Это заставило Хелен еще больше заколебаться. Вопрос был не в том, чтобы произнести эти слова в ответ: она никогда этого не говорила, а он никогда бы не заставил ее, если бы она этого не хотела, но отчаяние в его глазах заставило ее задуматься о религиозных убеждениях врага. Хотя рейх не поощрял любую религию, нельзя отрицать, что большинство нацистов были воспитаны католиками, и семья Гета была в высшей степени католической. И, по признанию Амона, единственной причиной, по которой их не преследовали за это, было то, что он сумел это устроить. Она снова опустилась на колени рядом с ним и очень близко заглянула в его глаза. — Ты бы хотел священника? — Не было бы ничего необычного найти в этих лагерях всевозможных представителей оппозиции, помимо евреев.
Офицеру потребовалось несколько секунд, чтобы переварить слова в том смятенном состоянии, в котором находился его разум, но как только он это сделал, его глаза стали дикими и наполнились маниакальным весельем, которое перешло в слышимое фырканье, а затем в безумное хихиканье, закончившееся болью, заставившей его закрыть глаза, напрячься и изо всех сил попытаться восстановить дыхание. — Если бы и существовал бог, который простил бы мои грехи, то этот бог по определению был бы злым, — заявил Гет слабым голосом настолько уверенно, насколько ему позволяла его болезнь. Определенно, слова истощили его, и он, казалось, погрузился в полузабытье, которое помогало ему пережить каждую минуту.
— Вы можете помочь ему? — Хелен стояла и смотрела доктору в глаза. Это был первый раз, когда она открыто призналась в своих чувствах к австрийцу и своей разделенной преданности перед этими людьми, но в этот момент она больше не могла смотреть, как он страдает.
— В какой-то степени могу, — осторожно согласился Штейн, его разум изо всех сил пытался разобраться в смятении от того, чему он стал свидетелем.
— Вы любите его? — Штерн тоже хотел это знать.

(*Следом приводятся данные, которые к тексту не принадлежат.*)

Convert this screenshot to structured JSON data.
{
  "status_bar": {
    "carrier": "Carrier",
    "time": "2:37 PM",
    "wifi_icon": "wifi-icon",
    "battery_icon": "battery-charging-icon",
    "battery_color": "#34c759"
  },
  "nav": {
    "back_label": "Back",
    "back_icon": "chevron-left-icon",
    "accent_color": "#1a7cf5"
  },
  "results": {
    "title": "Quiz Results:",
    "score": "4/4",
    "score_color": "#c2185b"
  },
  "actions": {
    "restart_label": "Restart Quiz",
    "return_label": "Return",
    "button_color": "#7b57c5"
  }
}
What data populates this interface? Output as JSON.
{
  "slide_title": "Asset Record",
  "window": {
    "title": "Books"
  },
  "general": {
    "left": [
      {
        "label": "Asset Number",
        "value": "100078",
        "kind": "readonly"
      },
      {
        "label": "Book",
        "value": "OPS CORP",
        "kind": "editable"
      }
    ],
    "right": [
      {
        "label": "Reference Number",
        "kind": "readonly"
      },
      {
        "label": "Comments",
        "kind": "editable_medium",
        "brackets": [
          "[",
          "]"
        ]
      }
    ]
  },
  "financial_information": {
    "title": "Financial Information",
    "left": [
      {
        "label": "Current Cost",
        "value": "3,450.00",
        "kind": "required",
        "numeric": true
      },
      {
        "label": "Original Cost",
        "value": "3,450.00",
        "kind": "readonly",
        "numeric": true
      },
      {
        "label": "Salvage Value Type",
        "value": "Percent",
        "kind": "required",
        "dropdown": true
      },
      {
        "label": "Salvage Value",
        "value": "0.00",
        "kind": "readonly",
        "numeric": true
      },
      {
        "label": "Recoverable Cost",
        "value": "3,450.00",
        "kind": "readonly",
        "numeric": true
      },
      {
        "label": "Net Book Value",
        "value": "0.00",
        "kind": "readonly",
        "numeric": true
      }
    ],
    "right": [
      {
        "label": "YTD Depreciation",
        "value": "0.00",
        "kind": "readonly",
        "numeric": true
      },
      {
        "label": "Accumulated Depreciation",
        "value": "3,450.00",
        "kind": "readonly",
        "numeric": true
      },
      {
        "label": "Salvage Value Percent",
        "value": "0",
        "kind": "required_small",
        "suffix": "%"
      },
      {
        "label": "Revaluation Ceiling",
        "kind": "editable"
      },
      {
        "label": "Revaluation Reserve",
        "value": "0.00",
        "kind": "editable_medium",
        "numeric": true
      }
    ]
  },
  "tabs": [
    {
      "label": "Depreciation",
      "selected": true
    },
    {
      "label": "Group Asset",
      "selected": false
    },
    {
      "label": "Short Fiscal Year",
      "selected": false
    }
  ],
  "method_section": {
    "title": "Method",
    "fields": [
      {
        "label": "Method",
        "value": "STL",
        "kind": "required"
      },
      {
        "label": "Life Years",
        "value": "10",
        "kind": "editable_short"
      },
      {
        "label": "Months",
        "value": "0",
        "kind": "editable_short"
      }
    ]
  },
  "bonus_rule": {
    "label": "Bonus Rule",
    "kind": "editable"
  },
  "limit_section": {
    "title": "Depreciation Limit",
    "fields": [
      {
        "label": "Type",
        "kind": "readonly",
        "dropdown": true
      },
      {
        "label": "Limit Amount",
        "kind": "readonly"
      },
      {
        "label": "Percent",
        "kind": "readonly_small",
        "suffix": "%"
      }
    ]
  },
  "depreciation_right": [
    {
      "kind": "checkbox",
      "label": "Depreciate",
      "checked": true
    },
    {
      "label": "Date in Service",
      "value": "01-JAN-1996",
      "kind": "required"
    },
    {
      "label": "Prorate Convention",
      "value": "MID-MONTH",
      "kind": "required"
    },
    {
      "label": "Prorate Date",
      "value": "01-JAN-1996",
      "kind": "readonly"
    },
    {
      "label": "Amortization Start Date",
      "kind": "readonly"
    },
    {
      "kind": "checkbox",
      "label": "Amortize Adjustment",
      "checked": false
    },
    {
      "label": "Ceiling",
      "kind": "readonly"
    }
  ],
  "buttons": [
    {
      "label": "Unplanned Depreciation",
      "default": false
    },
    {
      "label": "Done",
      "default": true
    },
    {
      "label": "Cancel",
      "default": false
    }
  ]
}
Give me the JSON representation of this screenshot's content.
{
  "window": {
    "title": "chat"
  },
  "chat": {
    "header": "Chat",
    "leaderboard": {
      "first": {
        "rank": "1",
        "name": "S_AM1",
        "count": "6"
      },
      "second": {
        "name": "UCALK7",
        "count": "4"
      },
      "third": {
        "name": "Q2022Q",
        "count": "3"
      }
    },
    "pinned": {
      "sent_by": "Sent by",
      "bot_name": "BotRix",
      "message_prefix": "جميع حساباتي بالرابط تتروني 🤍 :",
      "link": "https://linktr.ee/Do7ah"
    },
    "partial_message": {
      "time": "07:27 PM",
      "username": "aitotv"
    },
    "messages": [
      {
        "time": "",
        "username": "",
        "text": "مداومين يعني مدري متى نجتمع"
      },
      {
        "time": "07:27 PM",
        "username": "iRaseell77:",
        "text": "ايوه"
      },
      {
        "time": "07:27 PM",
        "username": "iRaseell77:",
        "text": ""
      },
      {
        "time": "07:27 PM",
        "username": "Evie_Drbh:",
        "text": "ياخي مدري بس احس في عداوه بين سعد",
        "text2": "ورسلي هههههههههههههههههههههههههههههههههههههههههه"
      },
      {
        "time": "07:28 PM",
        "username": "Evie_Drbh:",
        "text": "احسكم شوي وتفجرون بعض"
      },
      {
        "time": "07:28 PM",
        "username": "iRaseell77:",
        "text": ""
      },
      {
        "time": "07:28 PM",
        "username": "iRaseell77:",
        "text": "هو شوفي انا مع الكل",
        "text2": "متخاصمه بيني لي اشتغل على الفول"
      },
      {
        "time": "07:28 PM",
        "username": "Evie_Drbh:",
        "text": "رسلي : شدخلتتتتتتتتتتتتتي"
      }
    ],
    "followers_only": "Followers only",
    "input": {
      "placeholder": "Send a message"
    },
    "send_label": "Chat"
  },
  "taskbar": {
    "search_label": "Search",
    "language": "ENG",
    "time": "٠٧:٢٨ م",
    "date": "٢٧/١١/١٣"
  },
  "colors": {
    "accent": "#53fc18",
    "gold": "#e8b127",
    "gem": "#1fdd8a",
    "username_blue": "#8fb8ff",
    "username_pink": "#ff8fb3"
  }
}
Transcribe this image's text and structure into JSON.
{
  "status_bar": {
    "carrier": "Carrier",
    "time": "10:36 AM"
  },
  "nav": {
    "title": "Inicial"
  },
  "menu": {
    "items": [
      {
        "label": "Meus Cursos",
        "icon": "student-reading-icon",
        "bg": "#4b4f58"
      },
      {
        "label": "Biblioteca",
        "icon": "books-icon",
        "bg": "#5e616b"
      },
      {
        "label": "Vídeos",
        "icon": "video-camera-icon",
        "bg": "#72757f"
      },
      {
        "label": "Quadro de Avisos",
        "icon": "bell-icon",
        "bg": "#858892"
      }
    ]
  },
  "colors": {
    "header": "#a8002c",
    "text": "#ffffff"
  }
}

Во всей этой ситуации было явное противоречие. С учетом того, что видела Хелен, с учетом того, что они все видели, что делал Гет, это не должно было быть возможным, поэтому бухгалтер пришел к выводу, что он, должно быть, что-то упустил.
— Я не знаю, — защищалась Хелен из принципа. Она тоже не думала, что это возможно, но невольно задалась вопросом, слышал ли ее Гет.
— Что ж, пойдемте, — бухгалтер предпочел действовать, а не размышлять, как он всегда делал, — выбор одежды невелик, но я уверен, что мы сможем что-нибудь найти.